The move to Lord’s Bridge marked Cambridge radio astronomy’s shift from improvised post-war experiments to a major international research programme. Under Sir Martin Ryle, the group advanced radio interferometry and, crucially, aperture synthesis—combining signals from separated antennas to produce high-resolution images of the sky.
The site’s open space and the nearby east–west railway alignment made it possible to build large interferometric arrays, including the 4C Array, the One-Mile Telescope, and later the Five-Kilometre Telescope, later known as the Ryle Telescope. Together, these instruments helped turn radio astronomy from source detection into precision imaging.
MRAO was central to one of the major cosmological debates of the 20th century. Cambridge radio surveys, including the 3C and 4C catalogues, showed that faint radio sources were more numerous than expected in a static, non-evolving universe. After early controversy over source confusion in the 2C survey, improved surveys from Lord’s Bridge provided far stronger evidence for cosmic evolution in the radio-source population. In doing so, they helped undermine the steady-state model and supported an evolving universe. The catalogues also made it possible to identify powerful radio galaxies and quasars optically, opening a new window on the distant universe.
The observatory is also closely linked to the discovery of pulsars. In 1967, Jocelyn Bell Burnell, then a graduate student working with Antony Hewish, identified a strikingly regular pulsed radio signal in data from the Interplanetary Scintillation Array at MRAO. The source was soon recognised as a rapidly rotating neutron star. Pulsars went on to become vital tools in gravitational physics, dense matter, plasma physics, stellar evolution, and later tests of general relativity. In 1974, the Nobel Prize in Physics was awarded jointly to Martin Ryle and Antony Hewish for their pioneering work in radio astrophysics, with Ryle recognised especially for aperture synthesis and Hewish for his leading role in the discovery of pulsars.
From the 1960s onward, Lord’s Bridge became one of the world’s leading centres for radio interferometry. The One-Mile and Five-Kilometre telescopes delivered radio images with unprecedented angular resolution and sensitivity, revealing the structure of both Galactic and extragalactic radio sources.
MRAO also helped shape techniques that became standard across the field, including self-calibration and high-fidelity synthesis imaging. Its importance lies not only in the discoveries made there, but in the methods pioneered, tested, and refined on the site.
Today, Lord’s Bridge remains scientifically important, though its role has evolved. The site hosts the Arcminute Microkelvin Imager (AMI), a pair of interferometric arrays operating at centimetre wavelengths and used to study galaxy clusters, the Sunyaev–Zel’dovich effect, radio transients, and variable radio sources. Designed, built, and operated by the Cavendish Astrophysics Group, AMI has continued to develop through technical upgrades including digital correlators.

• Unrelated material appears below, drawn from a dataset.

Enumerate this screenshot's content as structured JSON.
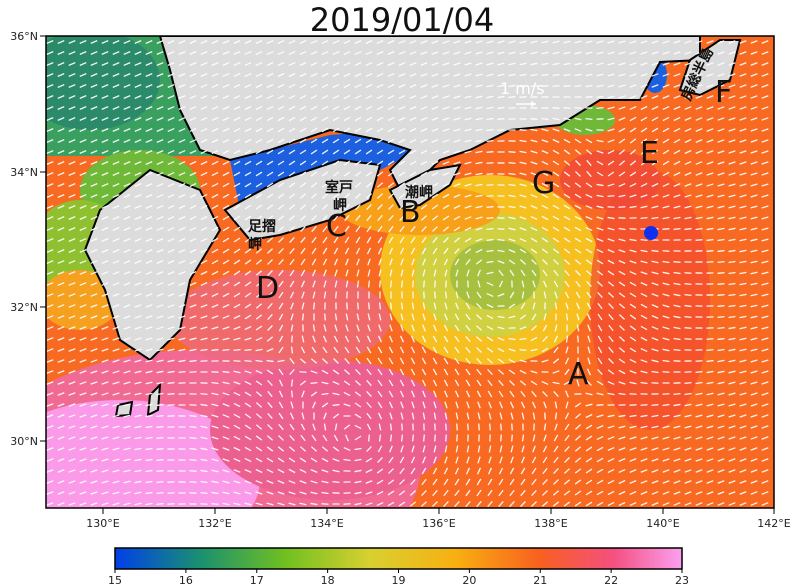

MRAO also remains tied to the future of radio cosmology. Today’s Cavendish Radio Astronomy and Cosmology group uses the Mullard Radio Astronomy Observatory as one of its research facilities and contributes to work on 21-cm cosmology, the cosmic dawn, the epoch of reionization, and major international projects including REACH, HERA, and the Square Kilometre Array. In that sense, the site’s historic role in mapping radio sources and discovering pulsars now connects directly to efforts to detect neutral hydrogen from the early Universe and to develop the instruments, calibration, and analysis methods needed for the next generation of radio astronomy.
Lord’s Bridge has an unusually broad place in the history of modern astronomy. It is a site where post-war radar expertise was turned into a new astronomical discipline; where aperture synthesis became a practical tool; where radio-source counts helped establish cosmic evolution; where pulsars were discovered; and where Cambridge radio astronomy achieved international prominence. Its significance continues today as a working observatory, a testbed for instrumentation and data analysis, and a clear link between the origins of radio astrophysics and the next generation of experiments probing the early Universe.